法的拘束力はありませんが、医療従事者の間では、患者本人の意思を尊重し、尊厳死を容認しようという動きが大勢を占めていると言われています。
尊厳死宣言はあくまでも患者本人(依頼者)の意思表示であるため、誰かが何らかの義務を履行する性質のものではありませんが、最後の希望を実現するためのツールとしては有効です。
尊厳死宣言書の作成方法
尊厳死尊厳書は様式は定まっているわけではありませんが、真正性の確保という面から、尊厳死宣言公正証書として作成することが基本です。
もちろん自筆で書き残しておくことも可能で、エンディングノートに書き残している人もいますが、自筆の証明が難しいです。
誰に頼む?
弁護士をはじめ司法書士、行政書士、公証人役場と選択肢は多いのですが、相談したいわけではなく、自分の気持ちや意志をシンプルに書面に書き起こしたいだけであれば公証役場がオススメです。
費用は?
尊厳死宣言公正証書を公証役場で作成する時の手数料は11,000円が基本となっています。

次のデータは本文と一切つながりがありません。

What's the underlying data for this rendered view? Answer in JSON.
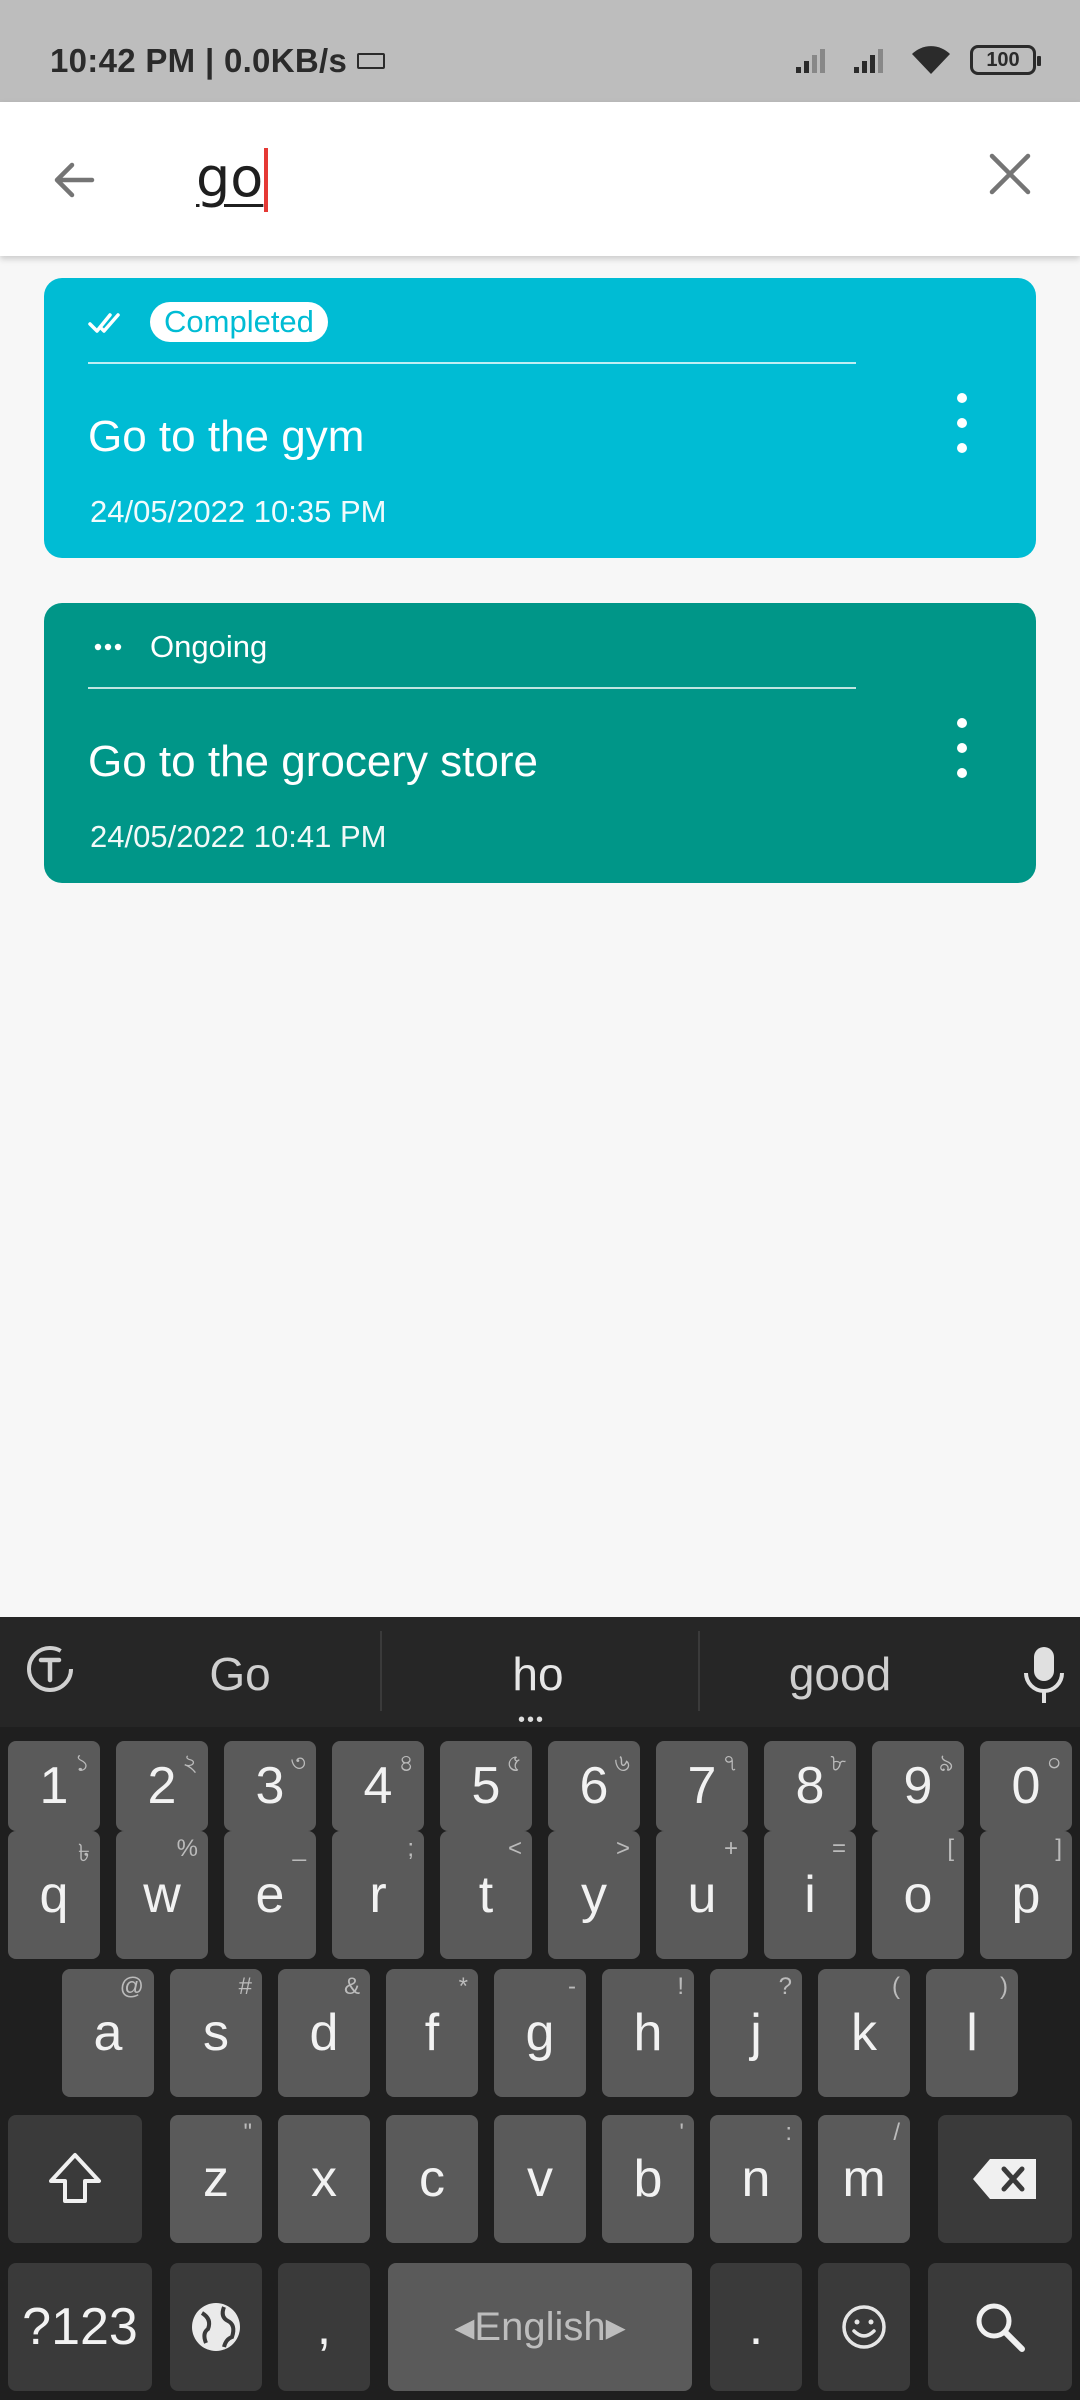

弁護士等を通して作成を行う時には10万円前後かかってくることもあります。
作成時に必要なもの
尊厳死宣言書を公証役場で作成する時には本人確認のために下記のうちいずれかの物を持参しましょう。
- 印鑑登録証明書と実印
- 運転免許証と認印
- マイナンバーカードと認印
- 住民基本台帳カードと認印
- パスポート、身体障害者手帳または在留カードと認印
作成時に考慮すべきこと
尊厳死宣言書を作成する前に、家族がいれば尊厳死を考えていることを伝え、可能であれば認めてもらっている状態にしましょう。
また、持病のある方は病気の種類や身体の状態によっては継続する必要のある治療がありますので担当医にも相談をしましょう。
そして、医療機関側がリスクを回避したいがために尊厳死宣言書通りの処置を拒むことがあります。
そうならないためにも、医療機関と医師に責任を一切負わせないことを明記しておくとスムーズに対応を進めることができます。
尊厳死宣言書の作成後
尊厳死宣言書を作成した後は原本を公証役場の金庫に保管し、謄本は自分で保管、抄本は親類縁者やお世話になっている介護福祉士等に渡しておくとよいでしょう。
受任者が注意すべきこと
健康上何も問題のない時期と病気で死期が迫った時期とでは、依頼者の尊厳死に対する考え方が変化することがあります。
尊厳死宣言をしている場合でも、念のために意思確認を受任者は行うようにしましょう。